Dalam rangka membuat masterplan ini lebih menarik untuk para investor swasta, permukaan dari tanggul laut raksasa ini akan menjadi pusat pengembangan perkotaan. Partisipasi swasta dibutuhkan karena proyek bernilai 40 miliar dollar Amerika Serikat (AS) ini tidak bisa hanya didanai oleh Pemerintah Indonesia saja. Pengembangan perkotaan termasuk kantor-kantor dan perumahan kelas atas dan juga perumahan berbiaya rendah, area hijau dan pantai-pantai. Kota terintegrasi yang baru ini akan mencakup 17 pulau buatan, lengkap dengan jalan tol, sebuah jalur kereta api, pelabuhan laut, dan seharusnya bisa menampung sekitar dua juta orang. Karena Jakarta saat ini sudah sangat padat penduduk dan infrastrukturnya tidak layak, pelaksananaan masterplan ini akan meringankan kondisi lingkungan dari kota yang sudah ada. Panjang tanggul laut raksasa ini mungkin akan mencapai 32 kilometer (dari kota Tangerang di barat Jakarta ke Pelabuhan Tanjung Priok di Jakarta).

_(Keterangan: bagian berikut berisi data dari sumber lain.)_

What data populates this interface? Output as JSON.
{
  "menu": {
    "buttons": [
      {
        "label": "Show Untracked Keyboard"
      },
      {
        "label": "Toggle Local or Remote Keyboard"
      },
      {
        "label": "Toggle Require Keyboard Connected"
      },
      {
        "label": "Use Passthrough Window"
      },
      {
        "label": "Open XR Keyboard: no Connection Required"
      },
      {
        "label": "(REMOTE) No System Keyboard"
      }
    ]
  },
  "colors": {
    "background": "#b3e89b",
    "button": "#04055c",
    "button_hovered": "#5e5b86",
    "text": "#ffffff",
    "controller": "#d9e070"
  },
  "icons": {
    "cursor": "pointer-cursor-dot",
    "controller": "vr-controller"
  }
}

New Priok Port Location Indonesia Investments Jakarta Van der Schaar

Oleh karena itu, dua fase dari megaproyek ini adalah:

A. Menguatkan dan mengembangkan tanggul-tanggul pantai yang sudah ada sepanjang 30 kilometer, dan membangun 17 pulau buatan di Teluk Jakarta, kegiatan pencanangan dari fase pertama ini dilaksanakan pada Oktober 2014.

B. Tanggul Laut Raksasa; sebuah tanggul raksasa (dengan luas 32 kilometer) yang terdiri dari sebuah bandara, pelabuhan, jalan tol, wilayah tempat tinggal, wilayah industri, tempat pengelolaan sampah, tempat penampungan air, dan wilayah hijau, sebuah wilayah dengan luas 4000 hektare.

Pihak-Pihak yang Terlibat

Masterplan NCICD adalah proyek gabungan antara Pemerintah Indonesia dan Belanda (studi kelayakan untuk NCICD sebagian besar dibiayai oleh Pemerintah Belanda). Proyek NCICD dipimpin oleh sebuah konsorsium yang dikepalai Witteveen+Bos (kontraktor utama) dan Grontmij, dengan subkonsultan KuiperCompagnons, Deltares, Ecorys dan Triple-A.

Proyek senilai 40 miliar dollar AS ini akan didanai bersama oleh Pemerintah Indonesia, Pemerintah DKI Jakarta dan sektor-sektor swasta. Jumlah kontribusi setiap pihak belum ditentukan. Tender untuk proyek ini belum dibuka karena Pemerintah masih sedang mempelajari aspek-aspek teknis dari proyek ini (termasuk integrasinya dengan proyek-proyek lain seperti Mass Rapid Transit [MRT] dan Jalan Tol Lingkar Luar Jakarta).

Jakarta Propertindo telah ditunjuk untuk mengkoordinasi proses reklamasi dari ke-17 pulau buatan ini.